To me, the soundtracks sound perfectly fine for what they are. None are anything approaching high fidelity to begin with and only eight out of the 56 films even have soundtracks. And one of those, Scenes from Under Childhood, Section One (1967-76), is optional and not even Brakhage’s preferred way of viewing the film.
THE BONUS MATERIALS
The riches to be found in this treasure trove don’t stop with the films. There are many jewels here to help one better understand and appreciate the man’s work.
Most of the films from Volume One are preceded by spoken introductions by Brakhage. These act as great lead-ins lending the collection a quality similar to a fine literary anthology. They’re just brief tidbits that provide a bit of perspective, but not so much that they cloud your mind with preconceived ideas. Interpretation here is 90% of the fun.
Another fine bonus is a series of interview-like encounters with Brakhage that allow him more time to explain his ideas about filmmaking. These were recorded over a number of years and welcome new chapters are now included with Volume Two.
There are also a few segments of Brakhage speaking to unseen audiences at Sunday salons at the University of Colorado and an audio-only lecture with Brakhage discussing the profound influence of Gertrude Stein’s poem Stanzas in Meditation.
You might say, “Wow. That’s a lot of talk.” But Brakhage was an endlessly fascinating speaker. I could listen to him for many hours beyond the hour or so included here. He’s like the college professor you always wished you had.

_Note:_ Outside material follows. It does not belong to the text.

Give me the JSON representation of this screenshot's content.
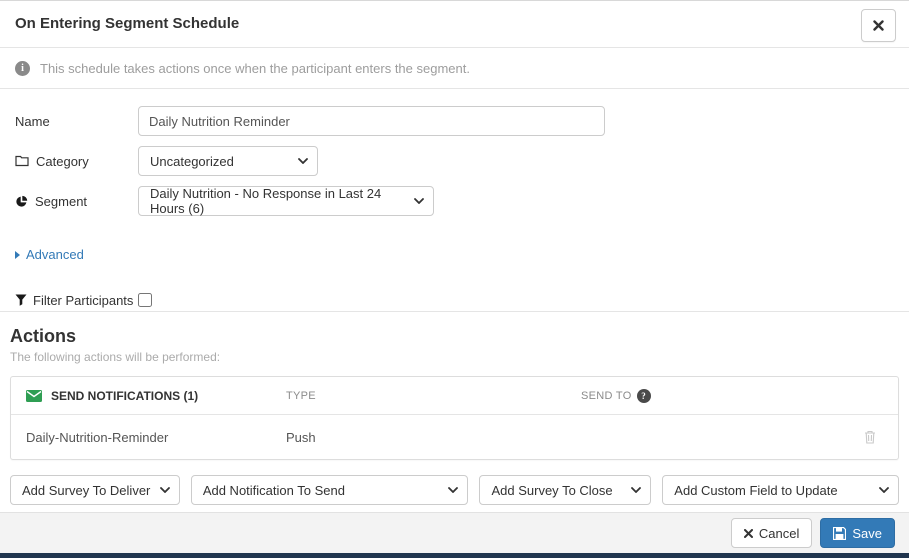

The remaining major bonus is a short and barely edited documentary of Brakhage at work, filmed by his second wife Marilyn. I wish the set included more footage of him at work. He comes across as a man so at one with his camera that it appears to have sprouted from his forehead.
Most bonus materials are enjoyable once – if at all – and then set aside never to be visited again. I’ve already been through all of these twice and plan to revisit them almost as often as the films.
Definitely give this set a go. The films are acquired tastes though so rent them or borrow them from a library if you’re hesitant. And don’t try to take in all 697 minutes at once. My suggestion is to watch just a few films at a time at night when it’s dark – and then go straight to bed and sleep on them.